Q-tip/ Compression air
Before you begin to clean, you’ll need to remove accessories like microphones, batteries, and so on. If you’ve got a dual-sport helmet, it is easy to remove and clean.
The helmet interior designs differ according to the manufacturer. Many have removable internal liners and cheek pads while some manufacturers don’t. You see a couple of helmets have pads and liners attached with snaps. You may even see a few helmets use hook-and-loop material.
You can use rags to scrub motorbike helmets. We recommend you use soft microfiber rags. It traps the dirt particles and you’ll not need to worry about getting your face shield scratched.
But, you always need to start cleaning with a clean rag. So, get a piece of microfiber cloth washed if it’s dirty.
Use warm water rather than any fancy cleaners to clean your helmet. All you need to do is soak a microfiber cloth in warm water and drape it over a helmet and your Step 3 is complete.
The moist towel soaked in warm water loosens dirt. It becomes easy for you to clean stubborn stuff like splattered bugs without harming helmet materials.
Many helmets these days have removable liners. So, cleaning the interior won’t be much of a difficult task. All you need to do is pour a few drops of baby shampoo in a bucket filled with warm water.
Dunk a helmet liner and cheek pads inside the container. Scrub, swish, and squeeze each interior part of the helmet you have taken out in Step 2. Then, rinse with water. And, there you go, your comfortable helmet with no aromas and residues left behind.
If you don’t have a removable liner, you can dunk the entire helmet in soapy water. Confirm you rinse it well and provide it plenty of time to air dry.
You need to make sure you’re never using petroleum base soap. It’s also the reason why we recommend using a baby shampoo that is gentle in nature. It’s very simple and most of the people have it laying around the house.
We draped a soaked microfiber rag on the outer shield of the helmet in Step 3. Now, we remove the rag and use another piece of rag to wipe out the dirt on the outer.

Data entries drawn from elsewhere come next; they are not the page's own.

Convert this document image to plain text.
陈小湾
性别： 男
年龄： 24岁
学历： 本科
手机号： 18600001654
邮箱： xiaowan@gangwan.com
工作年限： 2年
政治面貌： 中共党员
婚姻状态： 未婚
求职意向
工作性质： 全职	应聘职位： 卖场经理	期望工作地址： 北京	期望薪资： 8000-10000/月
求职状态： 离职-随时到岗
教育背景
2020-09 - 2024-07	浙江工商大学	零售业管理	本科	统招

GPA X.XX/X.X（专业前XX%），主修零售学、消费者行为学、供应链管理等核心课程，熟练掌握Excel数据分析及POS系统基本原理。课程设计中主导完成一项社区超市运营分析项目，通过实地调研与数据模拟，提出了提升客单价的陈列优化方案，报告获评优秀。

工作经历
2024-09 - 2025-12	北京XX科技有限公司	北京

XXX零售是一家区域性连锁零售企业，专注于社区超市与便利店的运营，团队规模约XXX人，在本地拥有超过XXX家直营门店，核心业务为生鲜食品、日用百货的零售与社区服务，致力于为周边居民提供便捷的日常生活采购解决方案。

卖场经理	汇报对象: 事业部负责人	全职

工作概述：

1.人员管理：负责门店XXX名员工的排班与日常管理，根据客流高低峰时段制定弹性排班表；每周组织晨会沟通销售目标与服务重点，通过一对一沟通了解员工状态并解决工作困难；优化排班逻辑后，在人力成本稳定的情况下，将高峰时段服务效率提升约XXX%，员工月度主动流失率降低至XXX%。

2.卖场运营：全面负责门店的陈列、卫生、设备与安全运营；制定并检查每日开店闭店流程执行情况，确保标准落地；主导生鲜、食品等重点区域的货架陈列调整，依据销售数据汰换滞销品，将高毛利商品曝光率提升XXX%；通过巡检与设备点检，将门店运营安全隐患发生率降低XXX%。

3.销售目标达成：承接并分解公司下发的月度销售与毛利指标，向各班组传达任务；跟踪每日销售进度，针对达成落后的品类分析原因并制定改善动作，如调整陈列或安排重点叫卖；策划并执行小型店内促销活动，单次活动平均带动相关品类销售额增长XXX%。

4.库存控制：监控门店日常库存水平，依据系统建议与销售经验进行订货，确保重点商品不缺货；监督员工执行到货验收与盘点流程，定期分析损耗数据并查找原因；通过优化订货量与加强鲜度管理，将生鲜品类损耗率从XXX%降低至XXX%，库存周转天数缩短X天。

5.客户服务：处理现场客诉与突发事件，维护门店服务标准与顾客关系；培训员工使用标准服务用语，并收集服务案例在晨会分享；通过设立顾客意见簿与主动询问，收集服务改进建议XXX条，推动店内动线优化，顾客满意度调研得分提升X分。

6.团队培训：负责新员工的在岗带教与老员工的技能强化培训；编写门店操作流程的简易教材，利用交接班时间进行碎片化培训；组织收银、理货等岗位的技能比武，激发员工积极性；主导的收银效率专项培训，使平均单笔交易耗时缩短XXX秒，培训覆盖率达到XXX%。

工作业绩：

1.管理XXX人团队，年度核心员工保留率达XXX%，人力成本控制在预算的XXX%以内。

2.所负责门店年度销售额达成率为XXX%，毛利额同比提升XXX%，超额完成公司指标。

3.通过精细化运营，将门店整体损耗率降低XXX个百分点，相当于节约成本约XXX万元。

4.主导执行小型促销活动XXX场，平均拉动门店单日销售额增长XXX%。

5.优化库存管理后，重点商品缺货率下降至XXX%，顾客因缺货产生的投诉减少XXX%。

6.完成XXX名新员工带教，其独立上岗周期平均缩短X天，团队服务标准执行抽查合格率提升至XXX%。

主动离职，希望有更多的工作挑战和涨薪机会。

If you see any leftover dirt, you can use the cheap toothbrush with soft bristles. It reaches hard-to-clean places like nooks and crannies. You can also use it to clean helmet face shield gaskets and vents.
You can use q-tips for cleaning vents. You can also use compressed air to clean dirt chunks in the vent channels of your helmet. The important thing here is, it is better for you to not use aerosol canned compressed air. It is because it damages your helmet and destroys the EPS liner.
If you’re doing it for the first time, consult your manual before cleaning your face shield or helmet. Many manufacturers produce UV coating or Anti-fog coating on the face shield. Make sure you don't avoid your specific warranty.
You can drape wet rags over the face shield for a couple of minutes and wipe off any dust and smudges left behind. If you’ve Pinlock shields, remove the inner lens first. Then, clean both sides.
If your drop-down visor is dusty, spritz water and wipe out the dirt with a microfiber cloth. The internal sun shields are not very dirty but a cleaning helmet gives you a comfortable ride.
You can reassemble dry liners, cheek pads, face shields, and other pieces. Now, you’re ready for a pleasant ride with a helmet.